Ivy Bridge or BD (When Released)

greliu

Distinguished
Apr 7, 2009
117
0
18,690
Hello everyone! I have been planning on a new build for some time and all of this news about Intel and AMD is confusing me. I'm really looking to future proof myself so, therefore, I'm looking for the magic 3's (USB 3.0, SATA III, and PCI 3.0). At this point, it only seems like Intel's Ivy Bridge and it's chipsets are going to support all of this. So, my question is, has there been any information leaked about AMD supporting these things as well, or is Intel the only one doing so? Cause, if that's the cause, I don't see the point in a new AMD build if there not going to support PCI 3.0 or even have motherboards with the appropriate chipsets to support PCI 3.0 (I'm a gamer so I'm paying attention to this expansion). Thanks for any information anyone.
 
Solution
IIRC there was a story on the main page that AMD's Fusion chipsets would support USB 3.0, and presumably the BD chipsets would also support USB 3.0 (remember that the Fusion processors are not the same as BD). Keep in mind that many currently available motherboards from both AMD and Intel already support USB3 and SATAIII, only PCIe3 is currently missing from any current offerings. Reports are that the LGA2011 platform (Sandy Bridge-E, not Ivy Bridge), will be the first Intel platform to offer PCIe3 arounf Q4 of this year, however, I really don't think it is worth waiting just to get PCIe 3, because even a x8 link running at PCIe 2 speeds is enough for all but the most high end video cards.

jprahman

Distinguished
May 17, 2010
775
0
19,060
IIRC there was a story on the main page that AMD's Fusion chipsets would support USB 3.0, and presumably the BD chipsets would also support USB 3.0 (remember that the Fusion processors are not the same as BD).
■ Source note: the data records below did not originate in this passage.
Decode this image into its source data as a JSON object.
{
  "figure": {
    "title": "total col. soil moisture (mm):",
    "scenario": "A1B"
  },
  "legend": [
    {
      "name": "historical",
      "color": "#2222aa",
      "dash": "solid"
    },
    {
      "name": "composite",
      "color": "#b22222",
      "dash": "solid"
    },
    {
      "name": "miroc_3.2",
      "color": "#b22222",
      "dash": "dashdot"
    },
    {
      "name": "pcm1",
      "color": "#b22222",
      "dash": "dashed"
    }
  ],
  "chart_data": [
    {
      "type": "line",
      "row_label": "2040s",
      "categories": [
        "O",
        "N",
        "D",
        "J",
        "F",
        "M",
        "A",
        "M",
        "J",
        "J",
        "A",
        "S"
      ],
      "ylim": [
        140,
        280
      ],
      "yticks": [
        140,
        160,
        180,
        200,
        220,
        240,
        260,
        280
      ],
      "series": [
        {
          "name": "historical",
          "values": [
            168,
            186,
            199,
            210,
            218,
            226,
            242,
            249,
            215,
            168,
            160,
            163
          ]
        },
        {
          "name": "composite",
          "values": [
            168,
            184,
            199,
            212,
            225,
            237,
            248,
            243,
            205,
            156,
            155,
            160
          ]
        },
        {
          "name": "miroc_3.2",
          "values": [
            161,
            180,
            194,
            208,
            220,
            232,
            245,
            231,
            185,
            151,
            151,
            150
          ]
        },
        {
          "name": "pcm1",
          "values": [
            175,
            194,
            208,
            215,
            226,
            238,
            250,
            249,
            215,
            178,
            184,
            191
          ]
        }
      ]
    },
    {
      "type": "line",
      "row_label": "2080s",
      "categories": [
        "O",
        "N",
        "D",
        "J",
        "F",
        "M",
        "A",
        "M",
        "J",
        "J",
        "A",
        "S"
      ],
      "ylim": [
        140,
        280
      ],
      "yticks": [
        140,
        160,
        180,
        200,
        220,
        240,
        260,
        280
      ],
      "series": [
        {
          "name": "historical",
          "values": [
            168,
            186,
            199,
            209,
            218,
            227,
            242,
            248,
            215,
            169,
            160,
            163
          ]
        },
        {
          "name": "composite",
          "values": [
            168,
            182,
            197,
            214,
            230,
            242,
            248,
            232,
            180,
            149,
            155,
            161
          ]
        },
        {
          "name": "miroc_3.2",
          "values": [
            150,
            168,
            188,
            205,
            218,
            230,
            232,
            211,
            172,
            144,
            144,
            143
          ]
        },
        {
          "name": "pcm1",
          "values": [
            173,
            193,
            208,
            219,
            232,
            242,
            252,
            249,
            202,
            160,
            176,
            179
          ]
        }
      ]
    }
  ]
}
Keep in mind that many currently available motherboards from both AMD and Intel already support USB3 and SATAIII, only PCIe3 is currently missing from any current offerings. Reports are that the LGA2011 platform (Sandy Bridge-E, not Ivy Bridge), will be the first Intel platform to offer PCIe3 arounf Q4 of this year, however, I really don't think it is worth waiting just to get PCIe 3, because even a x8 link running at PCIe 2 speeds is enough for all but the most high end video cards.